Между капитаном и старшим офицером нередко происходили сцены, где один старался превзойти деликатностью другого. Бывали эти сцены по случаю съездов на берег. Оба они одновременно почти никогда не оставляли клипера, кто-нибудь из них да оставался. Таков был заведенный морской порядок. Капитану, по его положению, разумеется, чаще приходилось съезжать: делать официальные визиты, принимать приглашения на обеды и пр.; он всегда старался, чтобы и Василию Ивановичу было время съездить на берег. Василий Иванович, с своей стороны, отказывался, говоря, что ему и не хочется и работы есть на клипере… Так отговаривался он и теперь.

— Уж вы и так заработались, Василий Иванович. Надо и вздохнуть… Посмотрите, как хорошо не берегу… И за город стоит проехаться… Консул вчера говорил, что там прелестные апельсинные рощи и славные виды…

— Да, хорошо-с! — проговорил Василий Иванович, взглядывая на берег… — Хорошо-с! Я, если позволите, вечерком съезжу-с…

— И завтра поезжайте, Василий Иванович…

— Завтра я думал начать такелаж тянуть.

— Нет, нет, Василий Иванович, подождем лучше… Дайте и людям отдохнуть… Уж я бы вас просил дня три никаких работ не делать и учения можно пропустить…

— Слушаю-с!

— Да команду можно бы уволить на берег… Пусть прогуляются…

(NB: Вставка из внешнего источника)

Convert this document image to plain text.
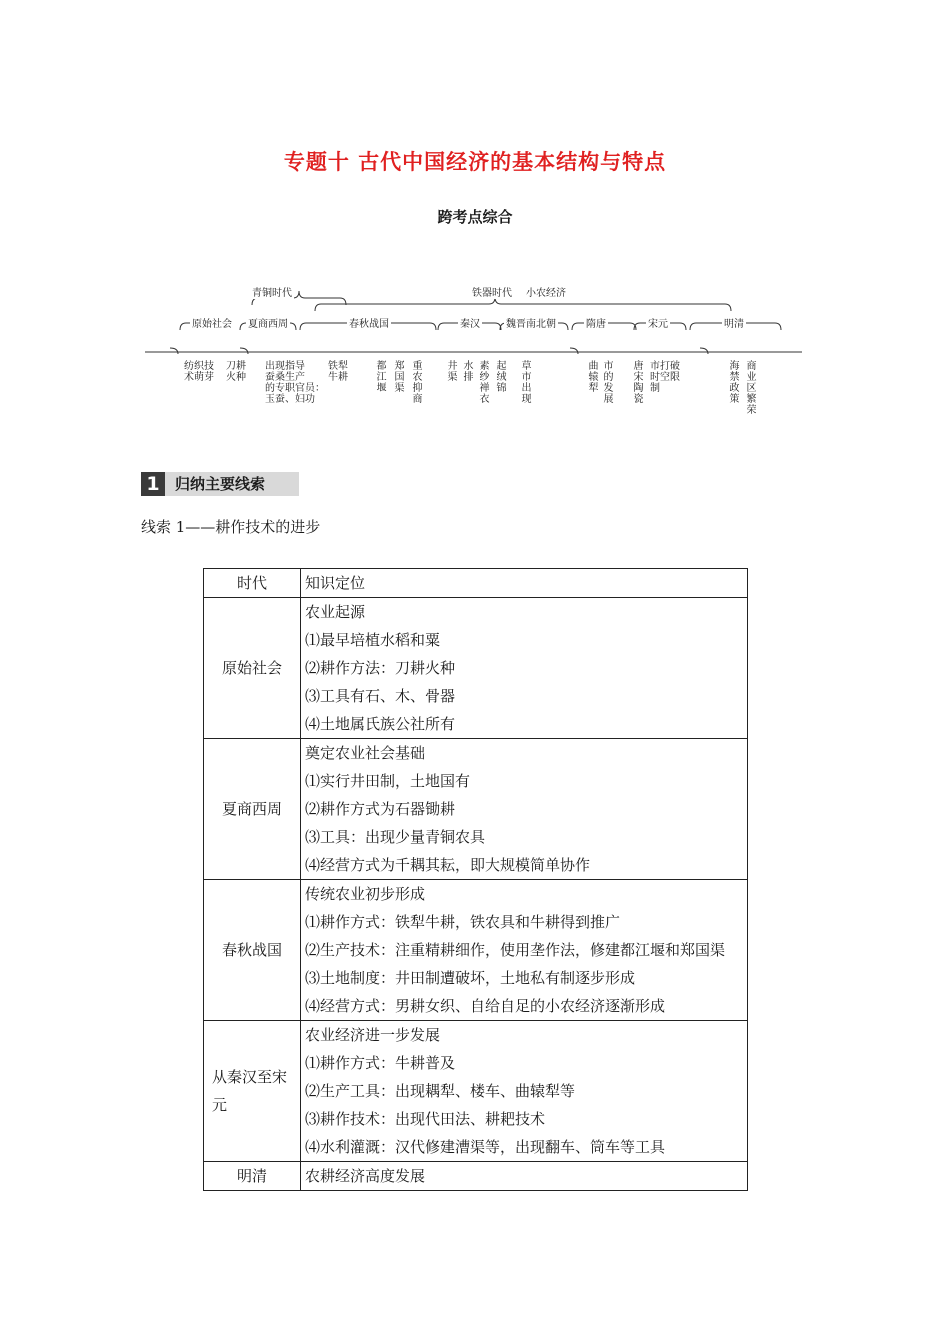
专题十 古代中国经济的基本结构与特点
跨考点综合
青铜时代	铁器时代 小农经济
原始社会 夏商西周	春秋战国	秦汉	魏晋南北朝	隋唐	宋元	明清
纺织技
术萌芽
刀耕
火种
出现指导
蚕桑生产
的专职官员：
玉蚕、妇功
铁犁
牛耕
都江堰
郑国渠
重农抑商
井渠
水排
素纱禅衣
起绒锦
草市出现
曲辕犁
市的发展
唐宋陶瓷
市打破
时空限
制
海禁政策
商业区繁荣
1	归纳主要线索
线索 1——耕作技术的进步
时代	知识定位
原始社会	农业起源
⑴最早培植水稻和粟
⑵耕作方法：刀耕火种
⑶工具有石、木、骨器
⑷土地属氏族公社所有

夏商西周	奠定农业社会基础
⑴实行井田制，土地国有
⑵耕作方式为石器锄耕
⑶工具：出现少量青铜农具
⑷经营方式为千耦其耘，即大规模简单协作

春秋战国	传统农业初步形成
⑴耕作方式：铁犁牛耕，铁农具和牛耕得到推广
⑵生产技术：注重精耕细作，使用垄作法，修建都江堰和郑国渠
⑶土地制度：井田制遭破坏，土地私有制逐步形成
⑷经营方式：男耕女织、自给自足的小农经济逐渐形成

从秦汉至宋元	农业经济进一步发展
⑴耕作方式：牛耕普及
⑵生产工具：出现耦犁、楼车、曲辕犁等
⑶耕作技术：出现代田法、耕耙技术
⑷水利灌溉：汉代修建漕渠等，出现翻车、筒车等工具

明清	农耕经济高度发展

— Я думал — после работ, как такелаж вытянем…

Капитан улыбнулся.

— Вытянем и такелаж, не беспокойтесь… Ведь в два дня кончим?

— Кончим.

— Ну, значит, можно команду отпустить два раза на берег… Перед работой и после… Согласны?

— Слушаю-с… Вот фор-марса-рея тоже чуть-чуть подалась… Надо бы в запас новую…

— Разве не выдержит?

— Выдержит, но только есть трещинка… правда, пустяшная…

— Так подождем, Василий Иванович…

— А краситься не будем, Павел Николаевич?

— Эка вы какой, Василий Иванович!.. И так, кажется, благодаря вам, клипер — игрушка!..

Обыкновенно капитан сдерживал Василия Ивановича, когда старший офицер, преследуя свой идеал порядка и чистоты, чересчур увлекался и утомлял людей. Капитан умел всегда убедить Василия Ивановича, не прибегая к приказаниям. Некоторое несогласие между ними во взглядах на чистоту и порядок не портило их отношений. Недаром Василий Иванович был вышколен в морской дисциплине и вдобавок был искренне расположен к капитану.

— Прикажите, пожалуйста, к девяти часам приготовить вельбот! — обратился капитан к вахтенному офицеру.

— Есть! — ответил офицер.

— Я постараюсь пораньше вернуться, Василий Иванович, да не забудьте, что и завтра я дома! — еще раз повторил, улыбаясь, капитан и ушел к себе в каюту.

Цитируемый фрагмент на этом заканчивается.